Certified Robust Accuracy of Neural Networks Are Bounded due to Bayes Errors
Adversarial examples pose a security threat to many critical systems built on neural networks. While certified training improves robustness, it also decreases accuracy noticeably. Despite various proposals for addressing this issue, the significant accuracy drop remains. More importantly, it is not clear whether there is a certain fundamental limit on achieving robustness whilst maintaining accuracy. In this work, we offer a novel perspective based on Bayes errors. By adopting Bayes error to robustness analysis, we investigate the limit of certified robust accuracy, taking into account data distribution uncertainties.
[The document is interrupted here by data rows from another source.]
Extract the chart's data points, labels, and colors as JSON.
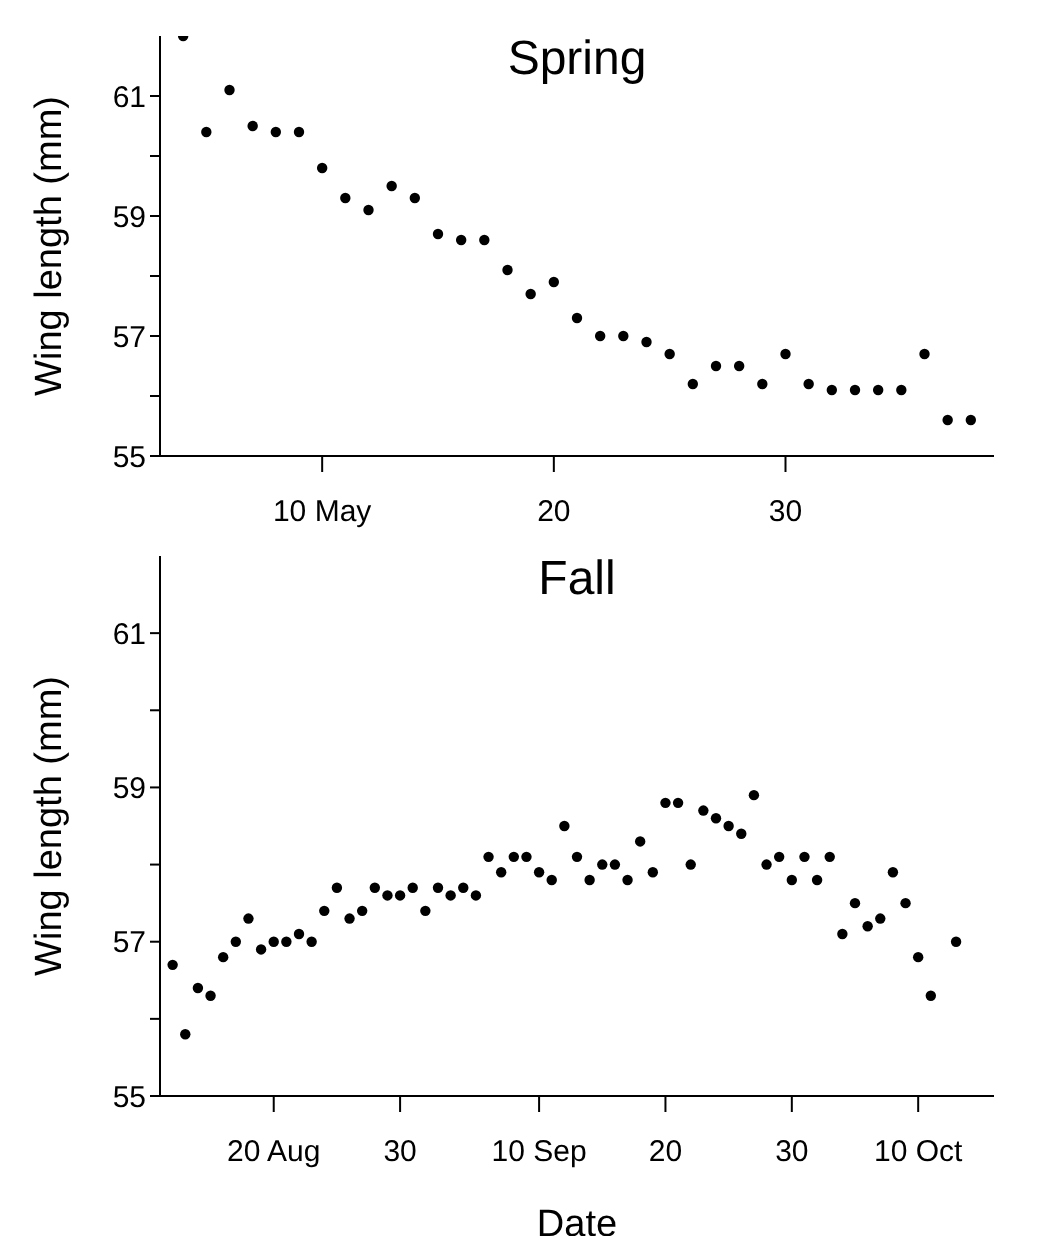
{
  "chart_data": [
    {
      "type": "scatter",
      "title": "Spring",
      "ylabel": "Wing length (mm)",
      "marker": "circle",
      "x": [
        "--05-04",
        "--05-05",
        "--05-06",
        "--05-07",
        "--05-08",
        "--05-09",
        "--05-10",
        "--05-11",
        "--05-12",
        "--05-13",
        "--05-14",
        "--05-15",
        "--05-16",
        "--05-17",
        "--05-18",
        "--05-19",
        "--05-20",
        "--05-21",
        "--05-22",
        "--05-23",
        "--05-24",
        "--05-25",
        "--05-26",
        "--05-27",
        "--05-28",
        "--05-29",
        "--05-30",
        "--05-31",
        "--06-01",
        "--06-02",
        "--06-03",
        "--06-04",
        "--06-05",
        "--06-06",
        "--06-07"
      ],
      "series": [
        {
          "color": "#000000",
          "values": [
            62.0,
            60.4,
            61.1,
            60.5,
            60.4,
            60.4,
            59.8,
            59.3,
            59.1,
            59.5,
            59.3,
            58.7,
            58.6,
            58.6,
            58.1,
            57.7,
            57.9,
            57.3,
            57.0,
            57.0,
            56.9,
            56.7,
            56.2,
            56.5,
            56.5,
            56.2,
            56.7,
            56.2,
            56.1,
            56.1,
            56.1,
            56.1,
            56.7,
            55.6,
            55.6
          ]
        }
      ],
      "xlim": [
        "--05-03",
        "--06-08"
      ],
      "xticks": [
        {
          "value": "--05-10",
          "label": "10 May"
        },
        {
          "value": "--05-20",
          "label": "20"
        },
        {
          "value": "--05-30",
          "label": "30"
        }
      ],
      "ylim": [
        55,
        62
      ],
      "yticks": [
        55,
        {
          "value": 56,
          "label": null
        },
        57,
        {
          "value": 58,
          "label": null
        },
        59,
        {
          "value": 60,
          "label": null
        },
        61
      ]
    },
    {
      "type": "scatter",
      "title": "Fall",
      "xlabel": "Date",
      "ylabel": "Wing length (mm)",
      "marker": "circle",
      "x": [
        "--08-12",
        "--08-13",
        "--08-14",
        "--08-15",
        "--08-16",
        "--08-17",
        "--08-18",
        "--08-19",
        "--08-20",
        "--08-21",
        "--08-22",
        "--08-23",
        "--08-24",
        "--08-25",
        "--08-26",
        "--08-27",
        "--08-28",
        "--08-29",
        "--08-30",
        "--08-31",
        "--09-01",
        "--09-02",
        "--09-03",
        "--09-04",
        "--09-05",
        "--09-06",
        "--09-07",
        "--09-08",
        "--09-09",
        "--09-10",
        "--09-11",
        "--09-12",
        "--09-13",
        "--09-14",
        "--09-15",
        "--09-16",
        "--09-17",
        "--09-18",
        "--09-19",
        "--09-20",
        "--09-21",
        "--09-22",
        "--09-23",
        "--09-24",
        "--09-25",
        "--09-26",
        "--09-27",
        "--09-28",
        "--09-29",
        "--09-30",
        "--10-01",
        "--10-02",
        "--10-03",
        "--10-04",
        "--10-05",
        "--10-06",
        "--10-07",
        "--10-08",
        "--10-09",
        "--10-10",
        "--10-11",
        "--10-13"
      ],
      "series": [
        {
          "color": "#000000",
          "values": [
            56.7,
            55.8,
            56.4,
            56.3,
            56.8,
            57.0,
            57.3,
            56.9,
            57.0,
            57.0,
            57.1,
            57.0,
            57.4,
            57.7,
            57.3,
            57.4,
            57.7,
            57.6,
            57.6,
            57.7,
            57.4,
            57.7,
            57.6,
            57.7,
            57.6,
            58.1,
            57.9,
            58.1,
            58.1,
            57.9,
            57.8,
            58.5,
            58.1,
            57.8,
            58.0,
            58.0,
            57.8,
            58.3,
            57.9,
            58.8,
            58.8,
            58.0,
            58.7,
            58.6,
            58.5,
            58.4,
            58.9,
            58.0,
            58.1,
            57.8,
            58.1,
            57.8,
            58.1,
            57.1,
            57.5,
            57.2,
            57.3,
            57.9,
            57.5,
            56.8,
            56.3,
            57.0
          ]
        }
      ],
      "xlim": [
        "--08-11",
        "--10-16"
      ],
      "xticks": [
        {
          "value": "--08-20",
          "label": "20 Aug"
        },
        {
          "value": "--08-30",
          "label": "30"
        },
        {
          "value": "--09-10",
          "label": "10 Sep"
        },
        {
          "value": "--09-20",
          "label": "20"
        },
        {
          "value": "--09-30",
          "label": "30"
        },
        {
          "value": "--10-10",
          "label": "10 Oct"
        }
      ],
      "ylim": [
        55,
        62
      ],
      "yticks": [
        55,
        {
          "value": 56,
          "label": null
        },
        57,
        {
          "value": 58,
          "label": null
        },
        59,
        {
          "value": 60,
          "label": null
        },
        61
      ]
    }
  ]
}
We first show that the accuracy inevitably decreases in the pursuit of robustness due to changed Bayes error in the altered data distribution. Subsequently, we establish an upper bound for certified robust accuracy, considering the distribution of individual classes and their boundaries. Our theoretical results are empirically evaluated on real-world datasets and are shown to be consistent with the limited success of existing certified training results, e.g., for CIFAR10, our analysis results in an upper bound (of certified robust accuracy) of 67.49\%, meanwhile existing approaches are only able to increase it from 53.89\% in 2017 to 62.84\% in 2023.